8-cell stage (1 1/4 h):
Cleavages ending cycle 3, still incomplete, occur in two separate planes, parallel to the first one, and on either side of it. They cut the blastodisc into a 2x4 array of blastomeres. As the dechorionated embryo usually lies in a dish, the 4-cell aspect, rather than the 2-cell aspect, faces the observer. This "face" view (Kimmel and Law, 1985a) is along the odd numbered cleavage planes (furrows 1 and 3 are visible; Fig. 7). The dechorionated embryo tends to lie in the same orientation through late blastula stages and this view is the one shown in the first part of Fig. 1 (through the high stage), Fig. 4 (except for Fig. 4B), and Fig. 7.
16-cell stage (1 1/2 h):
The fourth set of cleavages also occur along two planes, parallel to and on either side of the second one, and produces a 4x4 array of cells. Use care to distinguish this stage from the 8-cell stage, because they look similar in face view (Fig. 4C, D).
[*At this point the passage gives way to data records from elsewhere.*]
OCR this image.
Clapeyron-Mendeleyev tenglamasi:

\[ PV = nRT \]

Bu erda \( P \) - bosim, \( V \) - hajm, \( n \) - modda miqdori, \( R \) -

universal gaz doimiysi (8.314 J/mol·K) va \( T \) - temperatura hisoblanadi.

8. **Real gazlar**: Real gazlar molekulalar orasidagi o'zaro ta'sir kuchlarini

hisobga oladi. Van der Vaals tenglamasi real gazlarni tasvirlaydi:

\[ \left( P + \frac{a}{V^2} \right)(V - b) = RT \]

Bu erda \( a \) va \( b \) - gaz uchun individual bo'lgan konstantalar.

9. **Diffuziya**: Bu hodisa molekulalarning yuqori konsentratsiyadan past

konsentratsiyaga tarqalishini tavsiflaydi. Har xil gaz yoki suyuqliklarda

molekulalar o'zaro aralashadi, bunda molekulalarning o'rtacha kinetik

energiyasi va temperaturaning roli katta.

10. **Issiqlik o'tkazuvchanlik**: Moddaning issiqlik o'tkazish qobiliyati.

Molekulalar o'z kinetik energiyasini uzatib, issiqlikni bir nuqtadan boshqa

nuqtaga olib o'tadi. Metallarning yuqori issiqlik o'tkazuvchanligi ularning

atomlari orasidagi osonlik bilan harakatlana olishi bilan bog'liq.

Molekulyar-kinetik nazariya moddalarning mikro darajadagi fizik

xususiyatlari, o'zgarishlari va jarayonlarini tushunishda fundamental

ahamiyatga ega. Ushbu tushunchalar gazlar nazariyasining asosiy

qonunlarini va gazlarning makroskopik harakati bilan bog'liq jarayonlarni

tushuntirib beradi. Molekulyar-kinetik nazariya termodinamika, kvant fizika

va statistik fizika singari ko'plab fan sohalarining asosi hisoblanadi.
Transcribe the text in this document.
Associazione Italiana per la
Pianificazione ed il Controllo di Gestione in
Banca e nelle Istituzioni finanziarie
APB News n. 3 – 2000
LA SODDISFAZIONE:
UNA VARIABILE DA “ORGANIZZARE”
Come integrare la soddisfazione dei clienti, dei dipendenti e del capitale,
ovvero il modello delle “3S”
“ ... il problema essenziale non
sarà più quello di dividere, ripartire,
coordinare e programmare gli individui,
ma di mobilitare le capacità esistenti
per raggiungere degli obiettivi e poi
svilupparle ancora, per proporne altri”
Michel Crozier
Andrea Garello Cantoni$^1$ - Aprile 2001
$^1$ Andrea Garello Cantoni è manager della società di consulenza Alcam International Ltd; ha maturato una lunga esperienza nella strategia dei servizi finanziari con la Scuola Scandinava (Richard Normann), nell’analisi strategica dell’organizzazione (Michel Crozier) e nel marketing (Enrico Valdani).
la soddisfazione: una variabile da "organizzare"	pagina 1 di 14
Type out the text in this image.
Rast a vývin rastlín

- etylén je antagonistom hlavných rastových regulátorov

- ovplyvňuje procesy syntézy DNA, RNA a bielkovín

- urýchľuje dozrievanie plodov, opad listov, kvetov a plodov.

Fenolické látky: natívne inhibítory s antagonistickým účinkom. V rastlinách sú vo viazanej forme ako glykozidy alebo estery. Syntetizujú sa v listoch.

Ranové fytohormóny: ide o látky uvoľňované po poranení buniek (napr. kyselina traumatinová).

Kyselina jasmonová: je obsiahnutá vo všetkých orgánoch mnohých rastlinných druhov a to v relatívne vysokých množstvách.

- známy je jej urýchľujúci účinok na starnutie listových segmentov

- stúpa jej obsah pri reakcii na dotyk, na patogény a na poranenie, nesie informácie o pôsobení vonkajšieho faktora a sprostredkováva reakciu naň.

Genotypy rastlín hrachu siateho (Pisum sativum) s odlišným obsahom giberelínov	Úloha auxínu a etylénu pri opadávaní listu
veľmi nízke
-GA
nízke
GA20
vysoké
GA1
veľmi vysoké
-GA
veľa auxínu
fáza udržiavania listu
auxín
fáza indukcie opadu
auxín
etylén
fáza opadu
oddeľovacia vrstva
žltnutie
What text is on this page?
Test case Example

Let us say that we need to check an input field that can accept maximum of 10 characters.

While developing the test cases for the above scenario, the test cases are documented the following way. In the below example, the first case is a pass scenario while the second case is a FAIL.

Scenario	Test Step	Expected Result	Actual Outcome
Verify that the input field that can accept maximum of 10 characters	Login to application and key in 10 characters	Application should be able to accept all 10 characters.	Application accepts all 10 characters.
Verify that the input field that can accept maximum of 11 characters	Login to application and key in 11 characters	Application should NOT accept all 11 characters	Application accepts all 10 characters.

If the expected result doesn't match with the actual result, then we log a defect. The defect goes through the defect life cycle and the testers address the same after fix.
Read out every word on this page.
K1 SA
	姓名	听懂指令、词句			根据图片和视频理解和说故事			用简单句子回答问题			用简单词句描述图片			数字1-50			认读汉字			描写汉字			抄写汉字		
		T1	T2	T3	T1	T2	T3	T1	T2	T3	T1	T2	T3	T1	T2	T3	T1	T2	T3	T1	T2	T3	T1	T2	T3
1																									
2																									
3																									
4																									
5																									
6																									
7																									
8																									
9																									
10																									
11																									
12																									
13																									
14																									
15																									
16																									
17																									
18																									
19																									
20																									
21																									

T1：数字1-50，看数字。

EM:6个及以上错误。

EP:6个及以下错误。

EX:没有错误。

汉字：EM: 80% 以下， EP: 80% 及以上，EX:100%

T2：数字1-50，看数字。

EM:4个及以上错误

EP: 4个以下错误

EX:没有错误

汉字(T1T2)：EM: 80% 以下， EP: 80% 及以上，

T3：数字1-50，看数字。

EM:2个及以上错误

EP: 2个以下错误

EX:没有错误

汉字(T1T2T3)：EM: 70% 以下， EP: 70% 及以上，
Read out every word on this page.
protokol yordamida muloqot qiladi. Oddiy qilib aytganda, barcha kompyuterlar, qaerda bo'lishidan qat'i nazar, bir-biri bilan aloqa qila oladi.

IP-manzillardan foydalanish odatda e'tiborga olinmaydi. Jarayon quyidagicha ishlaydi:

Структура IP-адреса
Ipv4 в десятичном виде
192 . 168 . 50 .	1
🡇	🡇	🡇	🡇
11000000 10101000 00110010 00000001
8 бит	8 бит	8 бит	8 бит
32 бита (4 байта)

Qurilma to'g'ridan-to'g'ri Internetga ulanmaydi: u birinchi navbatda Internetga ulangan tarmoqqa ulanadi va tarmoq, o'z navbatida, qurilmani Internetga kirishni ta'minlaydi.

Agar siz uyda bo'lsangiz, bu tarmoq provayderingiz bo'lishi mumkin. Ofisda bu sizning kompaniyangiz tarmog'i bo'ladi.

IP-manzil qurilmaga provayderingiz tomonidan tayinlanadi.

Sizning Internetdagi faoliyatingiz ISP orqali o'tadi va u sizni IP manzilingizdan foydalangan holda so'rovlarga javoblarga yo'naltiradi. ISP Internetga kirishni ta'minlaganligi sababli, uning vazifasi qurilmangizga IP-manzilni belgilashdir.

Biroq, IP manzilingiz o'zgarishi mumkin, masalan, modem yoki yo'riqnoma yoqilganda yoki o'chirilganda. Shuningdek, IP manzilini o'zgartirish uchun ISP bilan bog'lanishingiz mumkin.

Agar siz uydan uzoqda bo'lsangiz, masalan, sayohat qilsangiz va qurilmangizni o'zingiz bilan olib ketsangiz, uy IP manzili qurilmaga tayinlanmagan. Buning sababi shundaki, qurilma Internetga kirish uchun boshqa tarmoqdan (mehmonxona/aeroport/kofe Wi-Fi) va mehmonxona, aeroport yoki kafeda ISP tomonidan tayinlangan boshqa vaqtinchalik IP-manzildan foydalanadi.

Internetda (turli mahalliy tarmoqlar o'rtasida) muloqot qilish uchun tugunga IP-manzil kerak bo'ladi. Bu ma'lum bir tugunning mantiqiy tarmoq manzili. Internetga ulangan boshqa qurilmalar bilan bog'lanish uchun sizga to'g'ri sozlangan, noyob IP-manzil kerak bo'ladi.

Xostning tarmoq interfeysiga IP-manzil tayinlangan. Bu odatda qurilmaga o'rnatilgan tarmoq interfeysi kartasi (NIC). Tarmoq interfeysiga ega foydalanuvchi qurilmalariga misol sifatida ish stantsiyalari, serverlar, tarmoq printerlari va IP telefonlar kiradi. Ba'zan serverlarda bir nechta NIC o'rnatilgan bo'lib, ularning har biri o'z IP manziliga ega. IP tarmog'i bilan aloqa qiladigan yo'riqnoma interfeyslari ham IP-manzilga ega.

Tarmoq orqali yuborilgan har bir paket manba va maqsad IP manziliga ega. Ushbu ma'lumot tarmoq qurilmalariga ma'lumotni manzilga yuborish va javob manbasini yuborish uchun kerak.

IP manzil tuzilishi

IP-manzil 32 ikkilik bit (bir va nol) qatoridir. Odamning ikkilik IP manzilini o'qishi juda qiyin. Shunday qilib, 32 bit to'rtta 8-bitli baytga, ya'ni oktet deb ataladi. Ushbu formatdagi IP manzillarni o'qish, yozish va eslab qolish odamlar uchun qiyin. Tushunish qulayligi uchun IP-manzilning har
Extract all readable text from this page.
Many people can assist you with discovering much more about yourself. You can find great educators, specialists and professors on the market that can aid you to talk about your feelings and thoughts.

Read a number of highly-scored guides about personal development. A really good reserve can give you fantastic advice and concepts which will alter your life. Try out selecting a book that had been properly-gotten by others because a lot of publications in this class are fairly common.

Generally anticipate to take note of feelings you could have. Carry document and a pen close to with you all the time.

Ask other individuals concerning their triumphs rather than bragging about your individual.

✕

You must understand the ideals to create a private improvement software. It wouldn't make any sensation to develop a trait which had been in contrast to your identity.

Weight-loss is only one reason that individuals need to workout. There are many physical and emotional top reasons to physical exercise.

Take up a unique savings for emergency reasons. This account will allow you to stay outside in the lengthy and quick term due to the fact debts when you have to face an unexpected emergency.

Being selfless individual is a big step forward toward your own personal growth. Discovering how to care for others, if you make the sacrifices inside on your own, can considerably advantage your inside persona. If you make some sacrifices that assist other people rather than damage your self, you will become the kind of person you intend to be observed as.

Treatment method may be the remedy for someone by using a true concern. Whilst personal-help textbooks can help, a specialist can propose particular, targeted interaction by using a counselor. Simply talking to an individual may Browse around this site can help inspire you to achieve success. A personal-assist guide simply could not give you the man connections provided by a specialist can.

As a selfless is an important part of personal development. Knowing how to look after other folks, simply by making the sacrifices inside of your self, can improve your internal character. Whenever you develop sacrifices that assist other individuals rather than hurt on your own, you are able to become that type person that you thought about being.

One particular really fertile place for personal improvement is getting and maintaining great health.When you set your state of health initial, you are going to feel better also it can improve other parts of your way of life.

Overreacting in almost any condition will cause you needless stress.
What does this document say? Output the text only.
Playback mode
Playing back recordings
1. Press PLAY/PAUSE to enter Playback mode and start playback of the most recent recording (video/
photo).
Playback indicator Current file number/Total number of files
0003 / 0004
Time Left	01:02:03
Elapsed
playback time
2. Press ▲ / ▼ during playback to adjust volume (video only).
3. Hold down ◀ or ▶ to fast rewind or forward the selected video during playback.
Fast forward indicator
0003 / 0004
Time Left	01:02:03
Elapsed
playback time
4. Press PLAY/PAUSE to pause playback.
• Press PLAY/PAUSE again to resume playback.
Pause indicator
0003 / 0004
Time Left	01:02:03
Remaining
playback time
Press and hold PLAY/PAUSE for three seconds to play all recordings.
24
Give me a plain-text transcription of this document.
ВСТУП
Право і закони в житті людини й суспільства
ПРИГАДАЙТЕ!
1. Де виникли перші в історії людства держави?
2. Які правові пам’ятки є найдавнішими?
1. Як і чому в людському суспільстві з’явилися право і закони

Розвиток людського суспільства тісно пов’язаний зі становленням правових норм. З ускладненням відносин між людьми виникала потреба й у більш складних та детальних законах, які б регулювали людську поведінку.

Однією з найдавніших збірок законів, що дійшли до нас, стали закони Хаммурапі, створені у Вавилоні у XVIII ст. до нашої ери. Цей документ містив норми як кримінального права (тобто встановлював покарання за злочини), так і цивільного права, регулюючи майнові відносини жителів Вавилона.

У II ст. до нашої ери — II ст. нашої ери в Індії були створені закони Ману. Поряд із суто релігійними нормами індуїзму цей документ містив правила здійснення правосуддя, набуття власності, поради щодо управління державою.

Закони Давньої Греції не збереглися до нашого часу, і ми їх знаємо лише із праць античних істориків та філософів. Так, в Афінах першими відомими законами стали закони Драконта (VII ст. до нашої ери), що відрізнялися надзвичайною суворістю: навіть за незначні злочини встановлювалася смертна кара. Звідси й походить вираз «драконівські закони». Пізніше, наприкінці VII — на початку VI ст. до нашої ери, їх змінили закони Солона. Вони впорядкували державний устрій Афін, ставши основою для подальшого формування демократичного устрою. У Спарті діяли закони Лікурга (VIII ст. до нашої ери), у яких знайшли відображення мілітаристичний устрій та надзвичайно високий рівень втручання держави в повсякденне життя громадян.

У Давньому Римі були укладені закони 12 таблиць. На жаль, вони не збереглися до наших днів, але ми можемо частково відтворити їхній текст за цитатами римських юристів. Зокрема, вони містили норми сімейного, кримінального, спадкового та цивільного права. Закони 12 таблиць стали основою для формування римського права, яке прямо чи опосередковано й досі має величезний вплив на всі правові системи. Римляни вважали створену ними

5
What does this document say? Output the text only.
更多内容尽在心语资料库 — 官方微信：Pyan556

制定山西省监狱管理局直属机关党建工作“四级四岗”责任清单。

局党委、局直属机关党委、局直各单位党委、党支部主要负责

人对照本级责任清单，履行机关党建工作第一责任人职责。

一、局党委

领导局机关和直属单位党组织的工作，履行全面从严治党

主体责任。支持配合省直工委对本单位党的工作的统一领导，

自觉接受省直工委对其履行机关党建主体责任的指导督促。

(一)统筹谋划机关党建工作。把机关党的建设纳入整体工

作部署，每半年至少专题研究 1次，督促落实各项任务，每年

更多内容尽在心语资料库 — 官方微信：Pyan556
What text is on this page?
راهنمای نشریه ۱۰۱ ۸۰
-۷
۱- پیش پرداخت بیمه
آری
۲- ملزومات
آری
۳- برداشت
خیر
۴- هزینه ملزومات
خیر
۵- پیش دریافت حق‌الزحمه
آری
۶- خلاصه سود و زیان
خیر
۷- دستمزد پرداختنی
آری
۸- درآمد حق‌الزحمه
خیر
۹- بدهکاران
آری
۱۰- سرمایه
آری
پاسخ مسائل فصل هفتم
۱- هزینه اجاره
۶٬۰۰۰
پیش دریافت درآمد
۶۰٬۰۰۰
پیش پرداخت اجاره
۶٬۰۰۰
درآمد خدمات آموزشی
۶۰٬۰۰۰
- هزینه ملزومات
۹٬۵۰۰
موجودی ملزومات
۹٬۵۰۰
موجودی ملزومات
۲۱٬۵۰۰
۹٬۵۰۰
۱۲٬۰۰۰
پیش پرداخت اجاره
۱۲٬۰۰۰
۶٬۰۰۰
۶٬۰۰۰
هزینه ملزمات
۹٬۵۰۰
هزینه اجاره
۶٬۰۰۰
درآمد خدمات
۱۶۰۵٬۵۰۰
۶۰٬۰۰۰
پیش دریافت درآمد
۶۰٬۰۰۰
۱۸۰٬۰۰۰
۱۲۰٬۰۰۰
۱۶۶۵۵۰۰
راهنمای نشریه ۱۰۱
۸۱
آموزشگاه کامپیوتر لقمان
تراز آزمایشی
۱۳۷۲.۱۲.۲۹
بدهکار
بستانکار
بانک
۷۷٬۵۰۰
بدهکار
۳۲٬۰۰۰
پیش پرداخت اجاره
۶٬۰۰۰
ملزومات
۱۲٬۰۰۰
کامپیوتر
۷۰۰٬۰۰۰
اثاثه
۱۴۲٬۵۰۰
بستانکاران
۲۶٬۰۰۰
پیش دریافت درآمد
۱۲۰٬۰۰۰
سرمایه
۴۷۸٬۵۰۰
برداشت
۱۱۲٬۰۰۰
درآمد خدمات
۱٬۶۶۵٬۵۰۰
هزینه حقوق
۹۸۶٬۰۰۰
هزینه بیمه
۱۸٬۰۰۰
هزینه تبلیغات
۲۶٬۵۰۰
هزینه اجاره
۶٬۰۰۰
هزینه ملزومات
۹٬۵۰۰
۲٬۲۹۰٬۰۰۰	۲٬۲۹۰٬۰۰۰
For the first time some of the cells now become completely cleaved from the others. These 'complete' cells are the 4 most central blastomeres, the quartet that is entirely surrounded by other cells in Fig. 6E. Their complete cleavage occurs near the end of the 16-cell stage because of the way the cleavage furrows undercut the blastodisc from the center, going outwards towards the blastodisc margin. Indeed, the undercutting furrows still do not reach the margin, and the 12 cells surrounding these 4 central ones, the so-called marginal blastomeres, remain connected to the yolk cell by cytoplasmic bridges (Kimmel and Law, 1985a). From this stage onwards until the midblastula period the cleavages completely partition most or all of the nonmarginal blastomeres, but still incompletely partition the marginal ones.
32-cell stage (1 3/4 h):
The cleavages ending cycle 5 often occur along four parallel planes, rather than two, lying between those of the first and third cycles. However, oblique orientations of the furrows are now common. Frequently the 32 blastomeres of this stage are present in a 4x8 array, but other regular patterns, as well as irregular ones involving one or more of the blastomeres also occur (Kimmel and Law, 1985b). In a side view one usually sees two tiers, or horizontal rows, of blastomeres between the margin and the animal pole (Fig. 4E and Fig. 7). This is because the plane of the blastodisc is curved; marginal cells are more vegetal, and they lie partly in front of the nonmarginal ones positioned closer to the animal pole.
64-cell stage (2 h):
Cleavages ending the sixth cycle pass horizontally, so that in an animal polar view the blastomere array may look similar to the 32-cell stage, although the cells entering cycle 7 are smaller. From the side the cell mound looks distinctly higher (Fig. 1, Fig. 4F, and Fig. 7). For the first time some of the blastomeres completely cover other ones. The buried cells, or deep cells, each arise as one of the two daughters of the 4 central blastomeres that were present at the 32-cell stage. The other daughter remains superficial, in the top-most tier of what is now the enveloping layer (EVL) of the blastodisc. During the same cleavage the horizontal divisions of marginal blastomeres present at cycle 6 produce two EVL sister cells, and in a face view of the 64-cell stage one sees three tiers of EVL cells (Fig. 7).